Кортни встала полчаса назад и ждала, пока Сара закончит утренний туалет. Хорошенькая Сара каждое утро тратила на это уйму времени, ибо хотела нравиться. Она тщательно укладывала волосы и мазала кожу лосьоном от солнечных ожогов. Все это задерживало путешественников. Хорошо, если они успеют добраться в Уэйко до зимы! Сара упросила Эдварда заехать к ее родителям в Канзас-Сити только потому, что хотела похвастаться мужем-доктором. Пусть все в родном городе видят, как хорошо она устроилась в жизни.

Фермер для приличия громко покашлял у входа в сарай, а затем приоткрыл дверь.

— Бекон готов, леди, а яйца нужно взбить, так что милости прошу завтракать в дом.

— Вы очень добры, мистер Брауэр, — улыбнулась Сара. — Мой муж еще не вернулся?

— Нет, мэм, но думаю, он не задержится. В это время года здесь полно дичи.

Фермер ушел, и Кортни услышала, как он возится возле двери. Девушка удивленно покачала головой. Какой странный человек!

Вдруг дверь с треском распахнулась, и Элрой Брауэр повалился на пол, ухватившись за бедро, из которого торчала стрела. Что с ним?

— Господи Иисусе, значит, их было больше! — простонал Элрой, поднимаясь на ноги и обламывая древко стрелы.

— Что случилось, мистер Брауэр? — спросила Сара, подбежав к фермеру. Элрой опять застонал.

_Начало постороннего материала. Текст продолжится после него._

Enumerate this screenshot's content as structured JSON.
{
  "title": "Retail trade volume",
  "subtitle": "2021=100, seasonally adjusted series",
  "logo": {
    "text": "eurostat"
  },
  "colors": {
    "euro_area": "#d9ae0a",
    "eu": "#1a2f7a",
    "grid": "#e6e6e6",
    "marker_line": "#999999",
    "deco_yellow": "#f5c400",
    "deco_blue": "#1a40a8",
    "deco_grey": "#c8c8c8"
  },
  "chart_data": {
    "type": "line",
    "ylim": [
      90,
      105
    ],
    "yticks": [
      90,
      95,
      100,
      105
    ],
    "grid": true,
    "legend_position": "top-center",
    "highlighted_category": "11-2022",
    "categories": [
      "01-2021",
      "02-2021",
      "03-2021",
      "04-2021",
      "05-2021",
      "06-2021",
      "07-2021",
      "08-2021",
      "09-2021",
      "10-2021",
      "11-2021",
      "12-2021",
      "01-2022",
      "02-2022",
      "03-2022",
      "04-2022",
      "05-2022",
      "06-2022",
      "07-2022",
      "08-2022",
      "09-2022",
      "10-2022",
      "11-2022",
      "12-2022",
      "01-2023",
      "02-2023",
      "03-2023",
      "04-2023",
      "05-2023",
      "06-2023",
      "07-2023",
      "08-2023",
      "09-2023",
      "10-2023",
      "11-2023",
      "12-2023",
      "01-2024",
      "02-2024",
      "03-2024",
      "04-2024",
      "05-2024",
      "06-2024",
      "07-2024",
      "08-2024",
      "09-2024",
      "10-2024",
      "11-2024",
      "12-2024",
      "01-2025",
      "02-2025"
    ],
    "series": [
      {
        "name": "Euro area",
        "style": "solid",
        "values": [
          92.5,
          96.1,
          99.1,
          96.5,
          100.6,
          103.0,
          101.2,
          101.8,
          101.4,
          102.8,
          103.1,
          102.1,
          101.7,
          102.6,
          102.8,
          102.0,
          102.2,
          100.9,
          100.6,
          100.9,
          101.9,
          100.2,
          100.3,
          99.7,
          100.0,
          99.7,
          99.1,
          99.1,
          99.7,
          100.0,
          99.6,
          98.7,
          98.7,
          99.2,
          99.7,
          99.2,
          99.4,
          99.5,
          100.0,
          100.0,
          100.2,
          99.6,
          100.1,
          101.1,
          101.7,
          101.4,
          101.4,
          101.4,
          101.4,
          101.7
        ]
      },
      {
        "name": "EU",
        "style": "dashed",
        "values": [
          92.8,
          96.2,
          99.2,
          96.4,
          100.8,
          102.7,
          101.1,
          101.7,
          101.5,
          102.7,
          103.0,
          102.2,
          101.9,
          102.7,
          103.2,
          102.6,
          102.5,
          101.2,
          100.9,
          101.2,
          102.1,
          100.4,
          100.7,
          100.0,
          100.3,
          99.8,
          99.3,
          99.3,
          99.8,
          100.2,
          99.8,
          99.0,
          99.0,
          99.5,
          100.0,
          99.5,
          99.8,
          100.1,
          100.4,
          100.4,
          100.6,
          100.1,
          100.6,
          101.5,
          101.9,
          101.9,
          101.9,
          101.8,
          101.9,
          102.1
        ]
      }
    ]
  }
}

— На нас напали индейцы! — Сара и Кортни онемели, уставившись на него. Элрой прохрипел:

— Туда! — И указал на большой ящик для продуктов. — Я вырыл там яму для моей жены — на всякий случай. Она была крупной женщиной, так что вы обе там поместитесь. Залезайте и не высовывайтесь, даже если станет тихо. Я должен вернуться в дом за винтовкой.

С этими словами он вышел из сарая. Сара и Кортни не верили своим ушам. Да нет, не может быть!

Тут раздался винтовочный выстрел, за ним еще один. Сара испугалась.

— Полезай сюда, Кортни! — закричала она, подбегая к ящику.